Mutation de l’antisémitisme

En effet, depuis les années 2000, une nouvelle forme d’antisémitisme s’est installée sans que les sociétés prennent immédiatement la mesure de sa vigueur, ce qui lui permet ainsi de croitre sans être combattu efficacement – parce que sa définition, son origine et son mode d’action n’ont été ni compris ni appréhendés à temps.

Une fois de plus, l’antisémitisme a muté tant par sa forme et son expression que par ses représentants. Aujourd’hui, ceux qui s’en prennent aux Juifs le font pour leur soutien supposé ou réel au seul État juif pour la prétendue mainmise des Juifs sur les finances mondiales et les dirigeants de ce monde et ainsi que pour leurs prétendus avantages indus.

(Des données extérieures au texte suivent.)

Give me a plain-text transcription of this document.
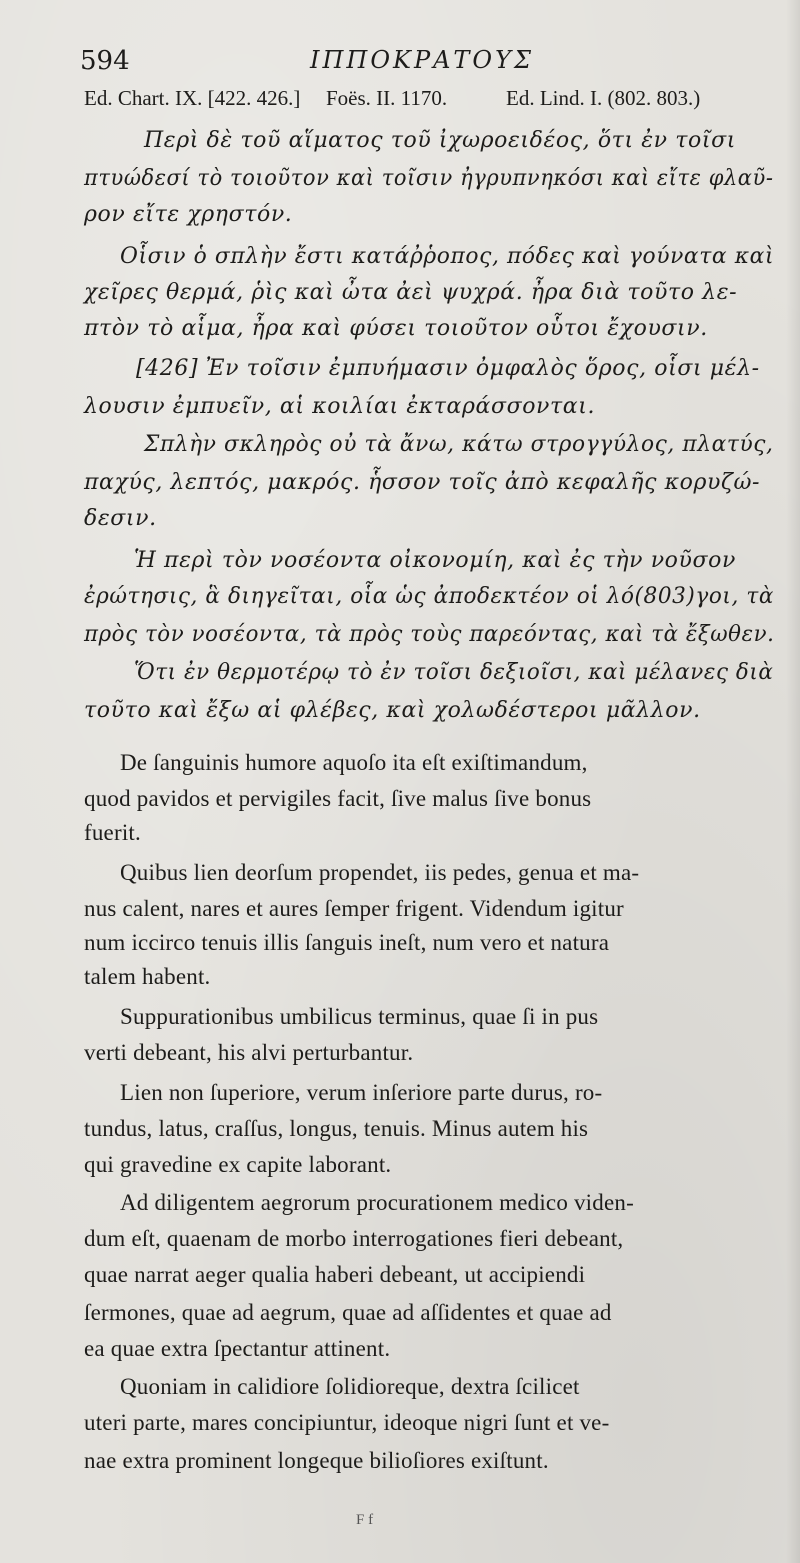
594	ΙΠΠΟΚΡΑΤΟΥΣ
Ed. Chart. IX. [422. 426.] Foës. II. 1170.	Ed. Lind. I. (802. 803.)
Περὶ δὲ τοῦ αἵματος τοῦ ἰχωροειδέος, ὅτι ἐν τοῖσι
πτυώδεσί τὸ τοιοῦτον καὶ τοῖσιν ἠγρυπνηκόσι καὶ εἴτε φλαῦ-
ρον εἴτε χρηστόν.
Οἷσιν ὁ σπλὴν ἔστι κατάῤῥοπος, πόδες καὶ γούνατα καὶ
χεῖρες θερμά, ῥὶς καὶ ὦτα ἀεὶ ψυχρά. ἦρα διὰ τοῦτο λε-
πτὸν τὸ αἷμα, ἦρα καὶ φύσει τοιοῦτον οὗτοι ἔχουσιν.
[426] Ἐν τοῖσιν ἐμπυήμασιν ὀμφαλὸς ὅρος, οἷσι μέλ-
λουσιν ἐμπυεῖν, αἱ κοιλίαι ἐκταράσσονται.
Σπλὴν σκληρὸς οὐ τὰ ἄνω, κάτω στρογγύλος, πλατύς,
παχύς, λεπτός, μακρός. ἧσσον τοῖς ἀπὸ κεφαλῆς κορυζώ-
δεσιν.
Ἡ περὶ τὸν νοσέοντα οἰκονομίη, καὶ ἐς τὴν νοῦσον
ἐρώτησις, ἃ διηγεῖται, οἷα ὡς ἀποδεκτέον οἱ λό(803)γοι, τὰ
πρὸς τὸν νοσέοντα, τὰ πρὸς τοὺς παρεόντας, καὶ τὰ ἔξωθεν.
Ὅτι ἐν θερμοτέρῳ τὸ ἐν τοῖσι δεξιοῖσι, καὶ μέλανες διὰ
τοῦτο καὶ ἔξω αἱ φλέβες, καὶ χολωδέστεροι μᾶλλον.
De ſanguinis humore aquoſo ita eſt exiſtimandum,
quod pavidos et pervigiles facit, ſive malus ſive bonus
fuerit.
Quibus lien deorſum propendet, iis pedes, genua et ma-
nus calent, nares et aures ſemper frigent. Videndum igitur
num iccirco tenuis illis ſanguis ineſt, num vero et natura
talem habent.
Suppurationibus umbilicus terminus, quae ſi in pus
verti debeant, his alvi perturbantur.
Lien non ſuperiore, verum inſeriore parte durus, ro-
tundus, latus, craſſus, longus, tenuis. Minus autem his
qui gravedine ex capite laborant.
Ad diligentem aegrorum procurationem medico viden-
dum eſt, quaenam de morbo interrogationes fieri debeant,
quae narrat aeger qualia haberi debeant, ut accipiendi
ſermones, quae ad aegrum, quae ad aſſidentes et quae ad
ea quae extra ſpectantur attinent.
Quoniam in calidiore ſolidioreque, dextra ſcilicet
uteri parte, mares concipiuntur, ideoque nigri ſunt et ve-
nae extra prominent longeque bilioſiores exiſtunt.
F f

Il convient de noter que l’antisémitisme ancré dans les mouvements suprémacistes blancs ou néonazis demeure toutefois très préoccupant pour les Juifs, même si l’antisémitisme ne vient plus uniquement de l’extrême droite ou des mouvements néonazis.

Les nouveaux visages de l’antisémitisme

La haine d’Israël et des Juifs est désormais relayée et portée par des mouvements de gauche radicale et. Les individus radicalisés par un islamisme violent et sont poussés de l’avant par des « islamistes en cravate », d’apparence plus modérée et ayant accès à des tribunes plus larges que celles des djihadistes. Malheureusement, les évènements auxquels nous avons assisté à Montréal au mois de mai 2021 nous ont démontré la véracité de cette affirmation.  Et la prise d’otage dans une synagogue du Texas le 15 janvier 2022 s’inscrit dans cet esprit. L’individu, Malik Faisal Akram a tenu des propos antisémites et anti-Israël[1] avant de se rendre dans une synagogue pour sa prise d’otage.

Plus visible et plus violent en Europe depuis les années 2000, date de la seconde intifada, l’antisémitisme promu par les groupes islamistes a réussi à convaincre des jeunes de la centralité de la cause palestinienne tout en accusant quiconque dénonçait cette haine contre les Juifs, d’islamophobie et de racisme envers les musulmans.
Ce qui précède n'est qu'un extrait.